Category: Education
Education Vouchers: The Lessons from Housing
Tyler is concerned that a voucher system for education might end up looking like our health care market – “a crazy-quilt mix of bad incentives, high costs, and increasing levels of intervention.” But our health care system is not a voucher system – much more relevant is the existing voucher system for housing. Public housing has been a disaster in this country, low quality, dangerous and expensive (to the taxpayer). The Section 8 voucher and similar certificate programs have been far superior on all measures. What would you rather have – an apartment in a public housing project, costing the taxpayer $1000 a month, or a voucher worth $500 a month that you could spend on private housing?
The economic studies on the superiority of vouchers are unanimous. Here is Ed Olsen, one of the country’s leading researchers:
Five major studies have estimated both the cost per unit and the mean market rent of units provided by housing certificates and vouchers and important production programs, namely Public Housing, Section 236, and Section 8 New Construction.1 These studies are based on data from a wide variety of housing markets and for projects built in many different years. Three were multi-million dollar studies conducted for HUD by respected research firms during the Nixon, Ford, Carter, and Reagan administrations. They are unanimous in finding that housing certificates and vouchers provide equally desirable housing at a much lower total cost than any project-based assistance that has been studied, even though all of these studies are biased in favor of project-based assistance to some extent by the omission of certain indirect costs.
As with housing, the market for education would be very competitive so we would not see price rises due to monopoly problems (as Tyler fears might be the case). There has been a big debate about whether private schools result in better outcomes that public schools. Put aside this debate and focus on what is undeniable – private schools have achieved at least as good outcomes as have public schools but at about half the cost (similar to the cost savings of vouchers over public housing). Thus we are starving the most productive sector of the educational market and throwing money at the least productive sector. Prices might rise in a voucher market but only as a rational response to the lower price of quality in private schools.
What will a voucher buy?
I have often wondered what an educational voucher will buy. How large need vouchers be to give students access to decent education? A recent Cato study, by David Salisbury, attempts to answer this question.

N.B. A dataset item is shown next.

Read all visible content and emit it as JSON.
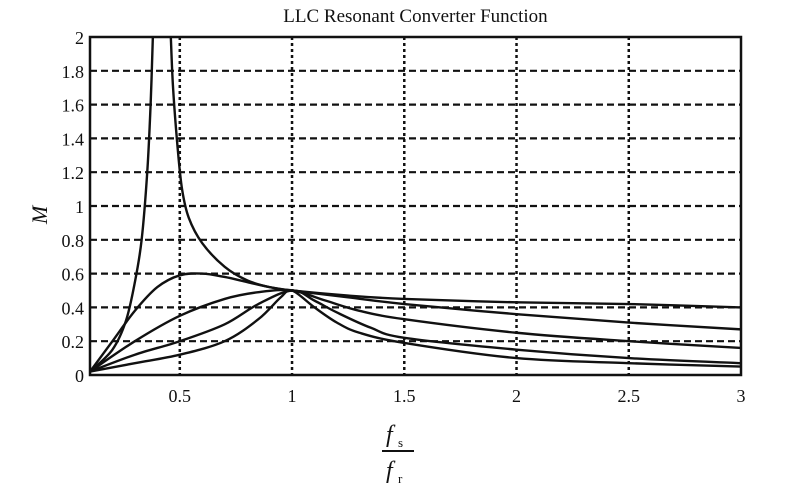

Here is part of the Executive Summary:
“Government figures indicate that the average private elementary school tuition in the United States is less than $3,500 and the average private secondary school tuition is $6,052. Therefore, a voucher amount of $5,000 would give students access to most private schools. Since average per pupil spending for public schools is now $8,830, most states could offer a voucher amount even greater than $5,000 and still realize substantial savings. A survey of private schools in New Orleans; Houston; Denver; Charleston, S.C.; Washington, D.C.; and Philadelphia shows that there are many options available to families with $5,000 to spend on a child’s education. Even more options would be available if all parents were armed with a voucher or tax credit of that amount.”
Salisbury admits that the cost figures do not include all capital outlays or pension liabilities. On the other hand, vouchers could introduce more competition, lowering costs.
I worry about how vouchers themselves will affect prices and costs. Private schools for poor urban students are cheap, in part, because the school knows the parents cannot afford much more. If the first $5000 is free, the price could go up considerably. In addition, if the schools can somehow coordinate on yet higher prices, there will be political pressures to raise the voucher amount.
Mixed public-private systems are not always cheaper than more public systems, in part because private firms are often skilled in extracting resources from the public sector. The American health care system, for instance, has considerably higher administrative costs than does the “single-payer” Canadian system, read here for a recent comparison. I don’t favor national health insurance by any means, but these figures should give pause to voucher advocates.
The research of Harvard professor Caroline Hoxby suggests that increased school competition brings increased school quality. But her work does not clear up the most difficult questions about vouchers. If you imagine the system in place, on a large scale, for lengthy periods of time, and subject to pressures for rent-seeking and regulation, what would it look like? Would it truly serve parent demands for good education, or would it look more like the American system of health care, a crazy-quilt mix of bad incentives, high costs, and increasing levels of intervention?